Pour cesser de penser à tout ça, Dean demande :

- Et savez vous quand Herr Johann Strauss viendra me rendre une petite visite ? Je sais qu'il n'en a cure de ce petit camp qui n'existe que pour pouvoir m'occuper mais cela fait tout de même deux mois qu'il n'est pas passé. Je devine qu'il doit se trouver dans le pays mère mais qu'en sais-je ? Je ne suis qu'un simple officier de camp.

Un sourire traverse les lèvres de Dean. Un sourire calculateur, la tête penchée et son regard de braise étrange. Le SS, qui s'était décidé à fixer Dean pendant son monologue, est pris d'un frisson de peur, son corps ayant amorcé un léger mouvement de recul qu'il s'empêche de continuer.

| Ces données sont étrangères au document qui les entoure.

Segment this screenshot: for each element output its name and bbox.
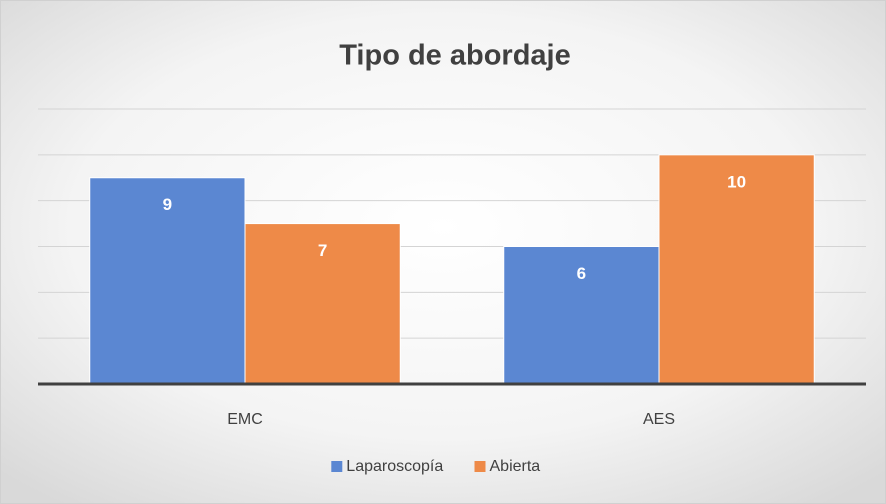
legend-label: Abierta [490,458,541,475]
legend-swatch [331,461,343,472]
x-tick-label: AES [643,411,675,428]
bar [658,154,815,385]
data-label: 9 [163,195,172,214]
legend-swatch [474,461,486,472]
x-tick-label: EMC [227,411,263,428]
bar [503,246,660,385]
data-label: 6 [577,264,586,283]
chart-title: Tipo de abordaje [339,40,571,72]
bar [89,177,246,385]
data-label: 10 [727,172,746,191]
bar [244,223,401,385]
legend-label: Laparoscopía [346,458,443,475]
data-label: 7 [318,241,327,260]
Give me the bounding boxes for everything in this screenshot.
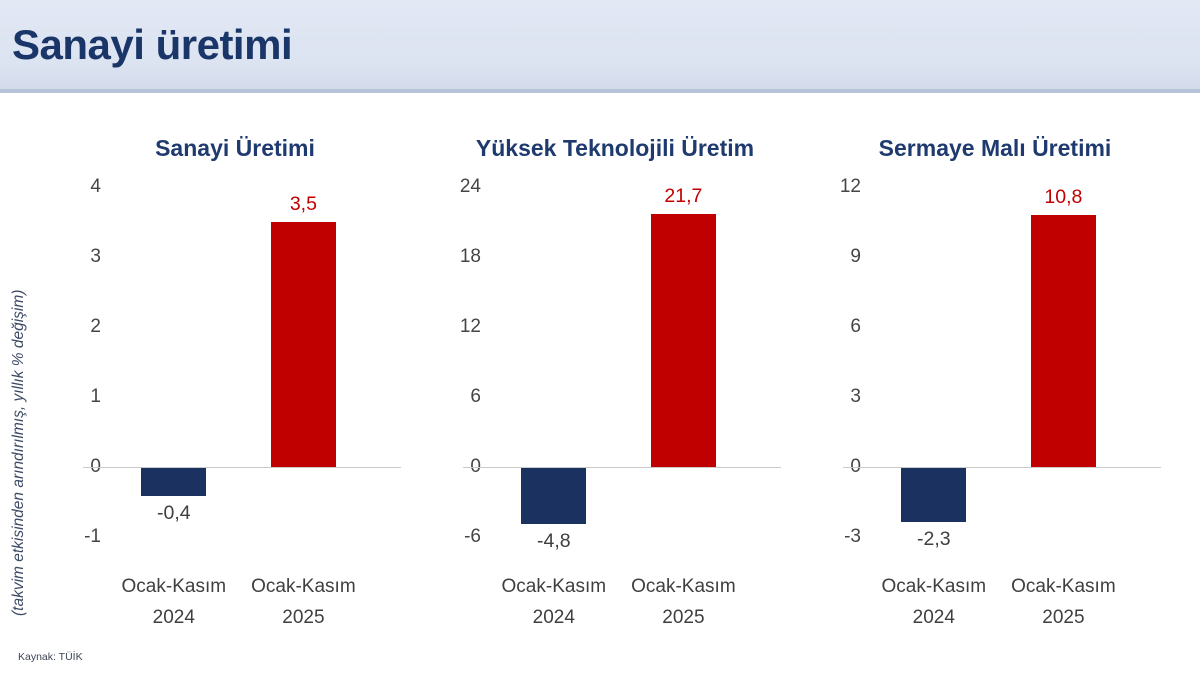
y-tick: 6	[850, 316, 861, 337]
x-category-label: Ocak-Kasım 2025	[251, 576, 356, 628]
y-tick: 12	[459, 316, 481, 337]
value-label: 21,7	[664, 184, 703, 207]
chart-title: Sanayi Üretimi	[155, 135, 315, 161]
y-tick: 4	[90, 176, 101, 197]
x-axis-labels: Ocak-Kasım 2024 Ocak-Kasım 2025	[55, 571, 415, 637]
page-header: Sanayi üretimi	[0, 0, 1200, 93]
x-category-label: Ocak-Kasım 2024	[121, 576, 227, 628]
y-tick: 1	[90, 386, 101, 407]
y-tick: 0	[435, 456, 481, 478]
x-category-label: Ocak-Kasım 2025	[631, 576, 736, 628]
y-tick: -6	[464, 526, 481, 547]
y-tick: 3	[90, 246, 101, 267]
y-tick: 9	[850, 246, 861, 267]
y-tick: 2	[90, 316, 101, 337]
y-tick: 18	[459, 246, 481, 267]
value-label: -2,3	[916, 527, 951, 550]
value-label: 3,5	[289, 193, 317, 215]
y-tick: -1	[84, 526, 101, 547]
x-category-label: Ocak-Kasım 2024	[501, 576, 607, 628]
y-tick: 24	[459, 176, 481, 197]
bar-positive	[1030, 215, 1096, 467]
zero-gridline	[83, 467, 401, 468]
y-tick: 0	[55, 456, 101, 478]
source-note: Kaynak: TÜİK	[18, 651, 83, 663]
charts-row: Sanayi Üretimi 4 3 2 1 0 -1 -0,4 3,5 Ocak-Kasım 2…	[0, 133, 1200, 637]
y-tick: -3	[844, 526, 861, 547]
plot-area: 12 9 6 3 0 -3 -2,3 10,8	[815, 176, 1175, 550]
bar-positive	[270, 222, 336, 467]
plot-area: 4 3 2 1 0 -1 -0,4 3,5	[55, 176, 415, 547]
value-label: -4,8	[536, 530, 571, 552]
x-axis-labels: Ocak-Kasım 2024 Ocak-Kasım 2025	[815, 571, 1175, 637]
charts-area: (takvim etkisinden arındırılmış, yıllık …	[0, 93, 1200, 637]
y-axis-label: (takvim etkisinden arındırılmış, yıllık …	[10, 289, 27, 617]
plot-area: 24 18 12 6 0 -6 -4,8 21,7	[435, 176, 795, 552]
y-tick: 6	[470, 386, 481, 407]
y-tick: 3	[850, 386, 861, 407]
bar-negative	[901, 468, 967, 522]
page-title: Sanayi üretimi	[12, 20, 293, 68]
chart-3: Sermaye Malı Üretimi 12 9 6 3 0 -3 -2,3 10,8 Ocak…	[815, 133, 1175, 637]
zero-gridline	[463, 467, 781, 468]
chart-title: Yüksek Teknolojili Üretim	[475, 135, 755, 161]
y-tick: 0	[815, 456, 861, 478]
x-category-label: Ocak-Kasım 2024	[881, 576, 987, 628]
value-label: 10,8	[1044, 186, 1083, 208]
value-label: -0,4	[156, 502, 191, 524]
chart-1: Sanayi Üretimi 4 3 2 1 0 -1 -0,4 3,5 Ocak-Kasım 2…	[55, 133, 415, 637]
x-category-label: Ocak-Kasım 2025	[1011, 576, 1116, 628]
bar-positive	[650, 213, 716, 467]
bar-negative	[141, 468, 207, 496]
x-axis-labels: Ocak-Kasım 2024 Ocak-Kasım 2025	[435, 571, 795, 637]
chart-2: Yüksek Teknolojili Üretim24181260-6-4,82…	[435, 133, 795, 637]
slide-footer: Kaynak: TÜİK	[18, 651, 83, 663]
y-tick: 12	[839, 176, 861, 197]
bar-negative	[521, 468, 587, 524]
chart-title: Sermaye Malı Üretimi	[878, 135, 1112, 161]
zero-gridline	[843, 467, 1161, 468]
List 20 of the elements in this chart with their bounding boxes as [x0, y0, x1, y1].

Trop tard, les yeux de lynx de Dean l'ont vu.

- L'oberleutnant Strauss ne nous a pas donné cette information. Il m'a juste demandé de vous rappeler les changements de kapos de temps en temps et dans son dernier communiqué il me demandait si le sujet C34N15089 avait enfin été marqué.

- C'est chose faite depuis hier. On lui a tatoué comme matricule le numéro 3415089 comme celui donné à son arrivé. On a juste enlevé les initiales. Je n'ai pas pensé utile d'avertir Strauss.

- Si vous lui avait donné un matricule, pourquoi continuez-vous d'utiliser ces initiales dans celui-ci alors ? Les chiffres devraient suffire amplement.

- J'aime savoir à qui je m'adresse, même si je ne connais que ses initiales. Si je ne les ai pas, j'invente un prénom. Je ne supporte pas de m'adresser à des numéros. Ce n'est pas en leur enlevant leur prénom qu'ils oublieront qui ils sont et j'aime me répéter tous les gens qui sont ici. Des numéros c'est trop long à mémoriser.

Le commandant finit d'enfiler sa veste et pose sa casquette sur sa tête avant de taper des talons pour couper court à la conversation et au regard trop sûr de ce simple fonctionnaire. Il faudra que je me débarrasse de lui. Je placerai un de mes hommes à sa place. Accident avec les prisonniers. Rien de plus banal.

- Bon, nous pouvons y aller maintenant.

L'autre hoche du chef et talonne le Winchester qui sort rapidement de son bureau, cherchant qui remplacera les kapos qu'il enverra donc au lynchage.